September 26, 2022

Balkan Travellers

Comprehensive up-to-date news coverage, aggregated from sources all over the world

Stocks fall, yields rise after US inflation data

Stocks fall, yields rise after US inflation data

MILAN (Reuters) – Global stocks fell on Wednesday and bond yields rose after US data showed inflation there slowed less than expected last month, bolstering expectations of a Federal Reserve interest rate hike.

US futures turned negative after data showed US consumer price growth slowed to 8.3% in April from 8.5% in March, indicating that inflation has likely peaked. However, the figure was higher than the 8.1% analysts had expected.

Paolo Zangieri, chief economist at General Investments, said the data confirmed the view that it would take time for inflation to return to more probable values.

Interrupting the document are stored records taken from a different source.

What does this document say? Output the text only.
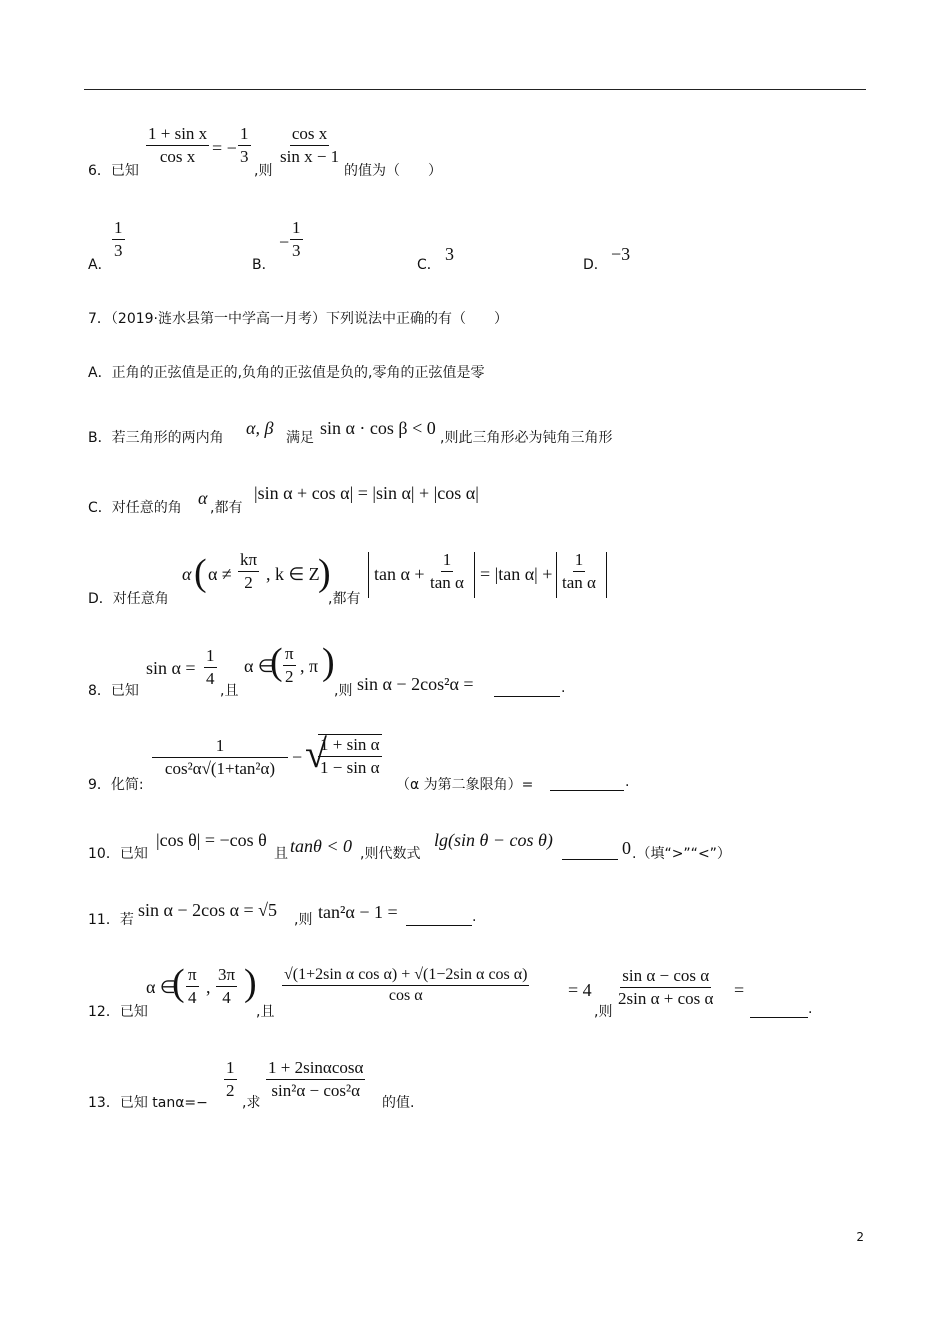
6．已知
$\frac{\text{1 + sin x}}{\text{cos x}}$ = − $\frac{1}{3}$
,则
$\frac{\text{cos x}}{\text{sin x − 1}}$
的值为（　　）
A．
$\frac{1}{3}$
B．
− $\frac{1}{3}$
C．
3
D．
−3
7．（2019·涟水县第一中学高一月考）下列说法中正确的有（　　）
A．正角的正弦值是正的,负角的正弦值是负的,零角的正弦值是零
B．若三角形的两内角 α, β 满足 sin α · cos β < 0 ,则此三角形必为钝角三角形
C．对任意的角 α ,都有
|sin α + cos α| = |sin α| + |cos α|
D．对任意角
α ( $\alpha \ne \frac{k\pi}{2}$ , k ∈ Z
)
,都有
$\tan \alpha + \frac{1}{\text{tan α}} = |\tan$ $\alpha| + \frac{1}{\text{tan α}}$
8．已知
$\sin \alpha = \frac{1}{4}$
,且
α ∈
( $\frac{\pi}{2}$ , π )
,则 sin α − 2cos²α =	.
9．化简:
$\frac{1}{\text{cos²α√(1+tan²α)}}$ − √
$\frac{\text{1 + sin α}}{\text{1 − sin α}}$
（α 为第二象限角）=	.
10．已知
|cos θ| = −cos θ
且 tanθ < 0 ,则代数式
lg(sin θ − cos θ)	0 .（填“>”“<”）
11．若 sin α − 2cos α = √5 ,则 tan²α − 1 =	.
12．已知
α ∈
( $\frac{\pi}{4}$ , $\frac{3\pi}{4}$ )
,且
$\frac{\text{√(1+2sin α cos α) + √(1−2sin α cos α)}}{\text{cos α}} = 4$
,则
$\frac{\text{sin α − cos α}}{\text{2sin α + cos α}}$ =
.
13．已知 tanα=−
$\frac{1}{2}$
,求
$\frac{1 + 2\sin\alpha\cos\alpha}{\text{sin²α − cos²α}}$
的值.
2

Register now to get free unlimited access to Reuters.com

“Overall, today’s data adds to the case for the strong forward loading advocated by (| Fed Chairman Jerome) Powell at the last meeting, who also suggested the possibility of another two 50 basis points increase in June and July,” Zangiri said. “However, this will keep concern about the possibility of a recession high, and weak growth may eventually lead to the Fed easing its tightening after the summer.”

MSCI Global Equity Standard (.MIWD00000PUS) It was flat by 1247 GMT, having earlier gained 0.3%. On Tuesday, the index fell to its lowest level since November 2020 amid concerns that the Fed’s tightening could lead to a significant slowdown in the global economy.

US stock futures turned sharply negative, with the Nasdaq and S&P 500 electronics down 1% and 0.6%, respectively. stokes 600 pan europe (.stoxx) The benchmark stock index also trimmed its gains, rising 0.2%.

See also  Bitcoin trading volume in Ukraine rises 200% as Russian war sparks currency fears

Money markets increased their bets on raising the federal interest rates by the end of 2022 to 208 basis points after US inflation figures, compared to about 195 basis points before.

Earlier in Asia, stocks pulled back from their lowest levels in nearly two years. Chinese blue chips (.CSI300) It rose 1.4% after Shanghai officials said half the city had achieved a “zero COVID” status, and after US President Joe Biden said he was considering eliminating Trump-era tariffs on China.

However, Chinese data released on Wednesday showed consumer prices rose 2.1% from a year earlier, more than expected and at the fastest pace in five months, due in part to food prices.

productivity rates

After dropping to nearly a week lows earlier on Wednesday, 10-year Treasury yields turned positive after the inflation data, heading towards a three-year high of 3.203% hit on Monday.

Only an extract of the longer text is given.